Some of the critical points found during algorithm development, such as the univocal description of FC products or electrolyte solutions and the comparison of dose strength between solid and liquid forms and mono- or multidose presentation, are tentatively addressed, though a standardization is needed at an international level.

The algorithm is structured to be flexible by being able to change either the values of arbitrary criteria or by choosing different weight factors or attributing different penalty scores. This feature allows for further adjustments to improve the algorithm performance. Studies to evaluate the robustness of the algorithm, considering sensitivity analyses or alternative scoring scenarios, are being planned.

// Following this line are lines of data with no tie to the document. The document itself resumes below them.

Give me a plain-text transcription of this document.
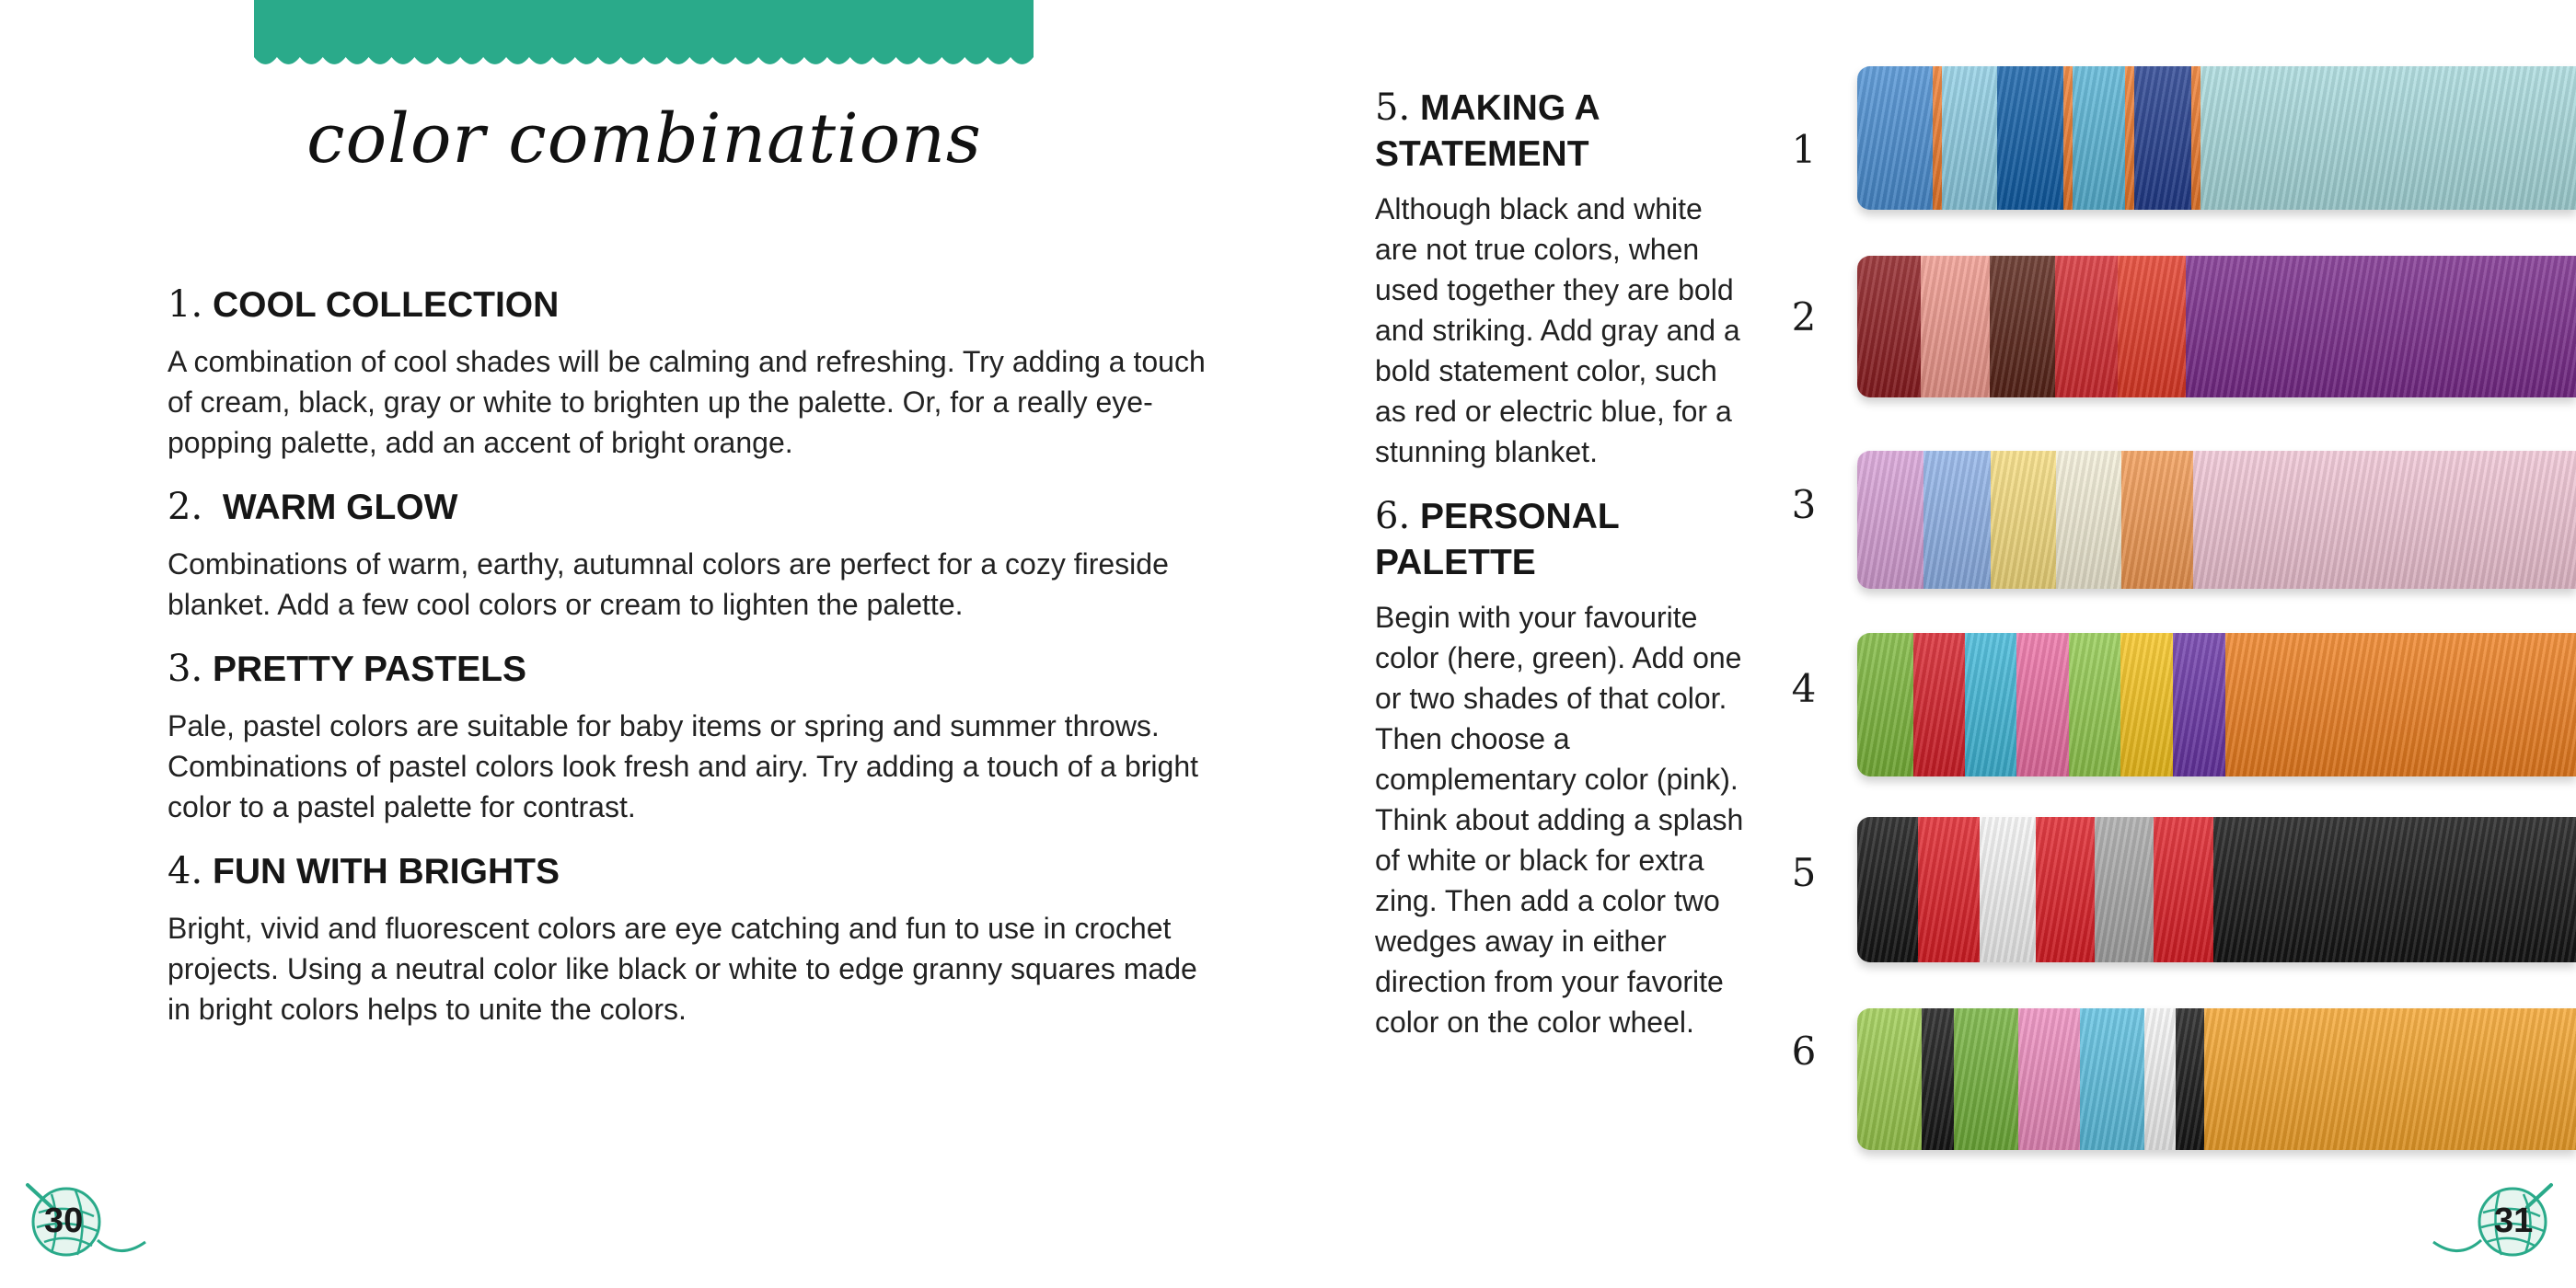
color combinations
1. COOL COLLECTION

A combination of cool shades will be calming and refreshing. Try adding a touch of cream, black, gray or white to brighten up the palette. Or, for a really eye-popping palette, add an accent of bright orange.

2. WARM GLOW

Combinations of warm, earthy, autumnal colors are perfect for a cozy fireside blanket. Add a few cool colors or cream to lighten the palette.

3. PRETTY PASTELS

Pale, pastel colors are suitable for baby items or spring and summer throws. Combinations of pastel colors look fresh and airy. Try adding a touch of a bright color to a pastel palette for contrast.

4. FUN WITH BRIGHTS

Bright, vivid and fluorescent colors are eye catching and fun to use in crochet projects. Using a neutral color like black or white to edge granny squares made in bright colors helps to unite the colors.

5. MAKING A STATEMENT

Although black and white are not true colors, when used together they are bold and striking. Add gray and a bold statement color, such as red or electric blue, for a stunning blanket.

6. PERSONAL PALETTE

Begin with your favourite color (here, green). Add one or two shades of that color. Then choose a complementary color (pink). Think about adding a splash of white or black for extra zing. Then add a color two wedges away in either direction from your favorite color on the color wheel.

1
2
3
4
5
6
30	31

In spite of using Italy-focused data, the use of universally recognized codes such as ATC/DDD and ST in the algorithm enables interoperability among different MP databases of different national health systems, provided that they include sufficiently detailed ATC/DDD and dosage form descriptions.

The preliminary validation, although limited in sample size, vouches for the algorithm clinical utility. An extension of the number of testing practitioners, even involving those belonging to different regulatory areas, is being planned.

The implementation of this algorithm in practical use requires overcoming some challenges, like its transfer to an informatic platform which is easily interfaceable or integrable with the most common IT health systems, its acceptance by clinicians and pharmacists, and its compliance with regulatory constraints.

This algorithm could also be used in different fields, for example, in Pharmacovigilance, Pharmacoutilization, Pharmacoepidemiology, and Pharmacoeconomics. Moreover, it can be employed in preventive risk analysis to highlight potential critical issues in an MP database of a national health system, highlighting the items that have no or few valid substitutes.

For large-scale implementation or iterative improvements, the collaboration with international standard-setting bodies, like WHO and EDQM, and the involvement of more stakeholders, will be necessary.